There are some people out there who are ideologically opposed to the notions of unions – people who work for the IPA, the HR Nichols society and their ilk argue that unions are obstructive and cause over-regulation of the industrial relations framework. Some even go so far as to say that union involvement is criminal. Others limit themselves to suggesting that unions have had their day, and they are irrelevant in the modern workforce. Well, they’re entitled to their opinion, and I’m not particularly interested in turning this piece into an argument about why unions are important: suffice to say that the most equal, the best educated, the happiest and the most socially progressive countries in the world also have the highest union membership (approaching 70% in some cases), whereas the least equal countries have the lowest. I know that correlation is not causation, but more learned scholars than myself have made the case, convincingly, that unions and organised labour are a force for good.
But a more pressing question to ask is why, if that’s the case, is union membership declining? Following on from that is an existential questions for the union membership and all who work within it – what can be done about this decline? The two questions are related and need to be considered in that light. There are lots of posited answers to the first one – casualistation of the workforce, work being done overseas, decline of large enterprises, globalisation and ‘uberisation’. There are elements of truth to all of them, but the one that concerns me the most is the generational one: that is, people joining the workforce today are not joining unions for the simple reason that their parents weren’t union members. The culture of being a proud unionist is gradually disappearing from Australia’s workers.
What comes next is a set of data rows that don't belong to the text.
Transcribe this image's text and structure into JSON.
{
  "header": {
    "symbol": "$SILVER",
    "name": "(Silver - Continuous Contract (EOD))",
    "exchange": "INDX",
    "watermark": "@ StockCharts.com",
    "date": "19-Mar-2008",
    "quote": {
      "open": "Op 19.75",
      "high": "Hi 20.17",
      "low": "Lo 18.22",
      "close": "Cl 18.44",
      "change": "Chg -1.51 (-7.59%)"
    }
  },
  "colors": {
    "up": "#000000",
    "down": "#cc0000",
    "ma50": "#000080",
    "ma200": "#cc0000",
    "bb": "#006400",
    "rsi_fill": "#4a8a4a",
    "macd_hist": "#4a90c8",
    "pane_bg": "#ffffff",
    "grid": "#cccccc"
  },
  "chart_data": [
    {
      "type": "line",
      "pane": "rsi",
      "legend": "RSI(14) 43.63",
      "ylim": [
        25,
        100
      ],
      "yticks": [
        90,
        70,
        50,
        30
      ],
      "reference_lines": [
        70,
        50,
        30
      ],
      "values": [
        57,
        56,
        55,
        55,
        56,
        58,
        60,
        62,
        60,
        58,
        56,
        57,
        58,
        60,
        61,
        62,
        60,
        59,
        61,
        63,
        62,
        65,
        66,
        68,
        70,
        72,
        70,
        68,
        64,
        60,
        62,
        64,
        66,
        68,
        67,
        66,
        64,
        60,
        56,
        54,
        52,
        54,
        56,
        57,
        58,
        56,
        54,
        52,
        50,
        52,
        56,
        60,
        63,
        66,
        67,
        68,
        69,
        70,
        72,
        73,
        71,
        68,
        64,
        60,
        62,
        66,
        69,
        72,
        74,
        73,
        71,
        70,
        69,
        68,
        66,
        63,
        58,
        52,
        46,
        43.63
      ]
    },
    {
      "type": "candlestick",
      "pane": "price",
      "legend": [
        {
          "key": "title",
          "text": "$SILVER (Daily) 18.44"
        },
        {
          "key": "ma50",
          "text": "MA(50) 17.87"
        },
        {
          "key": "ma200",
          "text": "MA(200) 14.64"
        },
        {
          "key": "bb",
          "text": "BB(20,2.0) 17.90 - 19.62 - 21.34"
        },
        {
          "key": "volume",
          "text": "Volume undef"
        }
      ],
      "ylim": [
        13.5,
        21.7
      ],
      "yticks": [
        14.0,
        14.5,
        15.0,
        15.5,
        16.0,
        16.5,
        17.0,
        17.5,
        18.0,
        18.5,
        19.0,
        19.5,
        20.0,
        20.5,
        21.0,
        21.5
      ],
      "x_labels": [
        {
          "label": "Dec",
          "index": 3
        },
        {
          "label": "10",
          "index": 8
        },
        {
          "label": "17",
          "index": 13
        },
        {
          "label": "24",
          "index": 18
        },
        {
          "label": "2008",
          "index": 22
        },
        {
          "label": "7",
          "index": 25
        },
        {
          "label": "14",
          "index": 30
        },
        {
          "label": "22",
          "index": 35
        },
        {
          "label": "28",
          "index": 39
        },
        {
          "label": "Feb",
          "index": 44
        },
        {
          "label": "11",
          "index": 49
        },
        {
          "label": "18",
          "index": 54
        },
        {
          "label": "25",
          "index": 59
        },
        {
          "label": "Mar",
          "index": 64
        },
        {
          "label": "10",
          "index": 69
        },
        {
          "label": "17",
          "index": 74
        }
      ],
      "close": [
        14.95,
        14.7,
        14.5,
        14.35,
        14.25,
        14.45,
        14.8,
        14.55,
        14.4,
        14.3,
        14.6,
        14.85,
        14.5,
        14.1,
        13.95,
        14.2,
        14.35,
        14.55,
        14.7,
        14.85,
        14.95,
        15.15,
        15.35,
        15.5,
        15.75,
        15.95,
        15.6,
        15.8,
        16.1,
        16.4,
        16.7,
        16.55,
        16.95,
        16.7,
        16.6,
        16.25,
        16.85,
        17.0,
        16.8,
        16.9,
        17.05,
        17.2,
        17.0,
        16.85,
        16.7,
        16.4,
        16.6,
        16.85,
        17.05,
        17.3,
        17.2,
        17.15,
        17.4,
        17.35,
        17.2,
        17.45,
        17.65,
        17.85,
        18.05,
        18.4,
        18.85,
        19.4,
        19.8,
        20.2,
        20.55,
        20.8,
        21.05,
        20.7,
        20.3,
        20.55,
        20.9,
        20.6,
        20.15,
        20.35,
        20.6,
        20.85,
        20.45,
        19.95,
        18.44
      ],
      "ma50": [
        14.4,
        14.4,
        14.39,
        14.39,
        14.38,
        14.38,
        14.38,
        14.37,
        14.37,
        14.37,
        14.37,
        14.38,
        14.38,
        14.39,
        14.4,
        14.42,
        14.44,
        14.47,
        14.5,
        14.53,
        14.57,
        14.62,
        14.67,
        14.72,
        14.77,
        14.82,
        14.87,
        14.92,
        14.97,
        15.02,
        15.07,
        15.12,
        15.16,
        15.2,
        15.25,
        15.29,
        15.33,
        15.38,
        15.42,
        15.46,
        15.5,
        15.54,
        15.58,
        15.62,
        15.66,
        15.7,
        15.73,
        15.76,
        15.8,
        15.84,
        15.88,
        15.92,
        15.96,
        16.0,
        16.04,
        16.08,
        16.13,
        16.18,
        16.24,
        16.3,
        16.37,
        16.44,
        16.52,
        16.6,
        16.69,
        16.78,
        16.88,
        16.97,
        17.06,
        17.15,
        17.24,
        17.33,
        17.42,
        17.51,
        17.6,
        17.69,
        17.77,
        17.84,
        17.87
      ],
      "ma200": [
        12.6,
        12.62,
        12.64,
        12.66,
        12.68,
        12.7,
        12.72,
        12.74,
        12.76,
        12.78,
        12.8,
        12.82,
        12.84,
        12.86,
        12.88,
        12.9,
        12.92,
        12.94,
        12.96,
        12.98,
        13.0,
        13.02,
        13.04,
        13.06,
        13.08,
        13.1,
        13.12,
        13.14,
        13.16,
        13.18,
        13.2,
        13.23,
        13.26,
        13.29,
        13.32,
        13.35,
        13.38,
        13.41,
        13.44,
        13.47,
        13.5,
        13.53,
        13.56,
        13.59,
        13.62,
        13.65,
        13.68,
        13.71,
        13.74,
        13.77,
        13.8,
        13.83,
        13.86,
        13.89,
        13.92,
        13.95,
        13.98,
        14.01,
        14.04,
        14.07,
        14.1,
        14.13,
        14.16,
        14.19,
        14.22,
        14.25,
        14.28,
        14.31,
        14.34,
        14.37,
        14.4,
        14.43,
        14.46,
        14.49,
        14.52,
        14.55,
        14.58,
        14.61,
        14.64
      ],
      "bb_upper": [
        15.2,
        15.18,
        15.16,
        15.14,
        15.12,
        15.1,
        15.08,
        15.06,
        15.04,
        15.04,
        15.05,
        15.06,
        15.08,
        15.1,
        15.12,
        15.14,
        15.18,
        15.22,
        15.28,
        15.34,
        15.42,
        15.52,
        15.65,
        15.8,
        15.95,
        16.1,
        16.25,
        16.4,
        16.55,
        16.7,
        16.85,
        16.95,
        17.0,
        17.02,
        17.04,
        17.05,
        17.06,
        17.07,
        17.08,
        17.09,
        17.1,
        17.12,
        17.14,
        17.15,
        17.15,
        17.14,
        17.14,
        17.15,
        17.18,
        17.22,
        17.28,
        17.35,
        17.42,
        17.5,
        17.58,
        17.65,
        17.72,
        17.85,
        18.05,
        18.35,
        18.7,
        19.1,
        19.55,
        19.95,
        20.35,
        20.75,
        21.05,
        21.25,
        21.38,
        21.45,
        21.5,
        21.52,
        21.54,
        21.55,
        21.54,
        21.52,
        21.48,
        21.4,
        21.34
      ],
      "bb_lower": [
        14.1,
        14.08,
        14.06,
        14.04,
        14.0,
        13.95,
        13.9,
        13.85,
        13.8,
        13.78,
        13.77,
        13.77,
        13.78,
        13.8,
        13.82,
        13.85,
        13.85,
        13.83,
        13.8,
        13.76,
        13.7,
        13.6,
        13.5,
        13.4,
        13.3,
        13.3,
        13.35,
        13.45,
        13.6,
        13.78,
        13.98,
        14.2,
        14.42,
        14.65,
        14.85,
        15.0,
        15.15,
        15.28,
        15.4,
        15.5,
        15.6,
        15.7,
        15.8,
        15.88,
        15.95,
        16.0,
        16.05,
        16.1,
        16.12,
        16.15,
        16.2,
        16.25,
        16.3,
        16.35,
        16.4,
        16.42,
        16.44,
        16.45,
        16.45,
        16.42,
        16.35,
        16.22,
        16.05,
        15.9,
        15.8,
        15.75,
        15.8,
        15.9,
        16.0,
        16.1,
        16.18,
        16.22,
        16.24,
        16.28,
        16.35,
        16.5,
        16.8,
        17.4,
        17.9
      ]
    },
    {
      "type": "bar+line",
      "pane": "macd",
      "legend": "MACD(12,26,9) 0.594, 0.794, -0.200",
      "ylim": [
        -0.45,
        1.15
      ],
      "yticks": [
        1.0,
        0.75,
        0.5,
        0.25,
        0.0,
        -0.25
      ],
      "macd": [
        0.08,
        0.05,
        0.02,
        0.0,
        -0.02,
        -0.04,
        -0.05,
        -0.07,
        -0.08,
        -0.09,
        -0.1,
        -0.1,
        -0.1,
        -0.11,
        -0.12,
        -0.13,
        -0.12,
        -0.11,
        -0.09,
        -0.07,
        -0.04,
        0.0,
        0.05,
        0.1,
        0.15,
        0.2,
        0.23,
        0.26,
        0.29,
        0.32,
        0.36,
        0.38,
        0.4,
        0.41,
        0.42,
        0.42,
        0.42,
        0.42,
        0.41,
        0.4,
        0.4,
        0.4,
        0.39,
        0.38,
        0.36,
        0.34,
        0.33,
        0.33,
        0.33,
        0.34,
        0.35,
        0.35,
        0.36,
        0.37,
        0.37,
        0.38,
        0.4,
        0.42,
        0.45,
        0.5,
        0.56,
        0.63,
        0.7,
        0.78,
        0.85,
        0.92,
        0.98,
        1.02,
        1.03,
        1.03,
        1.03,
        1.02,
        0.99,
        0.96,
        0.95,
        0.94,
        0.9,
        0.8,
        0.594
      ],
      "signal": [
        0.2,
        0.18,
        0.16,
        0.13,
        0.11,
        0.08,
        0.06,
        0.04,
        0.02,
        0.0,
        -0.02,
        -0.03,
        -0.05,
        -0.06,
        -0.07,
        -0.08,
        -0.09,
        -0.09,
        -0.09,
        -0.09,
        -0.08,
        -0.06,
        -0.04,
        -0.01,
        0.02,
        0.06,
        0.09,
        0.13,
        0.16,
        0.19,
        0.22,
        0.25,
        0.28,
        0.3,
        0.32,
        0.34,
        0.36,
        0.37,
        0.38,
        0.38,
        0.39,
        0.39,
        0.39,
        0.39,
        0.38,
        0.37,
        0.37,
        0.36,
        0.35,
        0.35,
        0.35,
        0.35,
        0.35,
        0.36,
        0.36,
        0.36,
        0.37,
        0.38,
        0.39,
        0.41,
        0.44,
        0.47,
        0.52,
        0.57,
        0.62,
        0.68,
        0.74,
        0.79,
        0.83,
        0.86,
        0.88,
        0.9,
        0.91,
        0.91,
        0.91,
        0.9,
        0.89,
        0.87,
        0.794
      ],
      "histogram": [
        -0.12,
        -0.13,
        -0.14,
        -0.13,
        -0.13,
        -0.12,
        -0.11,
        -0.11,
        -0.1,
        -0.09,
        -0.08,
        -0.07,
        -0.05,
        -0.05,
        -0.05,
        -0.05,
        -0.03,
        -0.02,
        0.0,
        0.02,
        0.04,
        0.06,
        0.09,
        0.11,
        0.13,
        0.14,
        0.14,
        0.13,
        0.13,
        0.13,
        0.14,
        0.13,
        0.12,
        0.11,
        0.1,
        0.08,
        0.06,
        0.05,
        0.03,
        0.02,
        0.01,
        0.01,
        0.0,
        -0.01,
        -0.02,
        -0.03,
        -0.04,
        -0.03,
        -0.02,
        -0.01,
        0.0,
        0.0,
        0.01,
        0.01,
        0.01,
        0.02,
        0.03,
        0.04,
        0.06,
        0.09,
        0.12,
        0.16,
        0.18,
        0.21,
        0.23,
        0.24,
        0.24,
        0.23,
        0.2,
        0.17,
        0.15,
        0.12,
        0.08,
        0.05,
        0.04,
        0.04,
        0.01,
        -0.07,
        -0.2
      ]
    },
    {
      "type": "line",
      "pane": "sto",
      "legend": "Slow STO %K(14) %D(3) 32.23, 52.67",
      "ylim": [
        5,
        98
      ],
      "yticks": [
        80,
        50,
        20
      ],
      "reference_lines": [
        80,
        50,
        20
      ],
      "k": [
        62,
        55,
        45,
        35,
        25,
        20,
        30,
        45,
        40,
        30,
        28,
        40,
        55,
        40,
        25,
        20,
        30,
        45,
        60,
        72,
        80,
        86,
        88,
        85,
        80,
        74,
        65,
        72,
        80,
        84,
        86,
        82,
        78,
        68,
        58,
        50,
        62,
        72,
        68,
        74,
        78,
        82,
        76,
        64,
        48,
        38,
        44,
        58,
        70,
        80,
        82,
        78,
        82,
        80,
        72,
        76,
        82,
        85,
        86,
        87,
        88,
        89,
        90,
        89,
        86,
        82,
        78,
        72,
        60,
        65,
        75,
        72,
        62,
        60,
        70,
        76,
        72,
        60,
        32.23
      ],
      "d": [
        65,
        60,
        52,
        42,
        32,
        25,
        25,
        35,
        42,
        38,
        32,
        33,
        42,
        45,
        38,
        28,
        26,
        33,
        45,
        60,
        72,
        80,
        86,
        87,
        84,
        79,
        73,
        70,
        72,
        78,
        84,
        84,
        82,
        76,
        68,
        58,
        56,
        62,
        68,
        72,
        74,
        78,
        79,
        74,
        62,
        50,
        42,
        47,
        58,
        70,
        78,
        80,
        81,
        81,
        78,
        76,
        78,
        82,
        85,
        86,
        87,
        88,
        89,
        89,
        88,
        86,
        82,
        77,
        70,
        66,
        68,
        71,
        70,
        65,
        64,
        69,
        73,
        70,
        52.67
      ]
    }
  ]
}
One of the ideas touted as a possible solution to these problems is the notion of differing memberships. For example, you might be only an associate member, which means that you only get certain services for a reduced fee, whereas ‘full’ members might recieve the whole range of possible services. Well, it’s an option – but it got me thinking about the way such membership might work.
What about a ‘freemium’ model of membership? This is something that you see a lot with apps online. For example, Dropbox requires everyone to sign up to use its services – but there’s no cost unless you want to significantly expand your storage capacity. Everybody gets a little bit for free – and pay a premium for a more. Could that work with unions? Could we say everyone who signs up is a member – but if you want advice or representation or anything further, you have to upgrade your membership?
From a purely logistical side, it could be a nightmare. When speaking to members, it would be necessary to check their membership status before giving any advice. And what happens if a member wanted to change their status? Would there be a cooling off period? Who would manage that? And how would that play in relation to industrial negotiation and representation?
I’ll post some more ideas later in the week.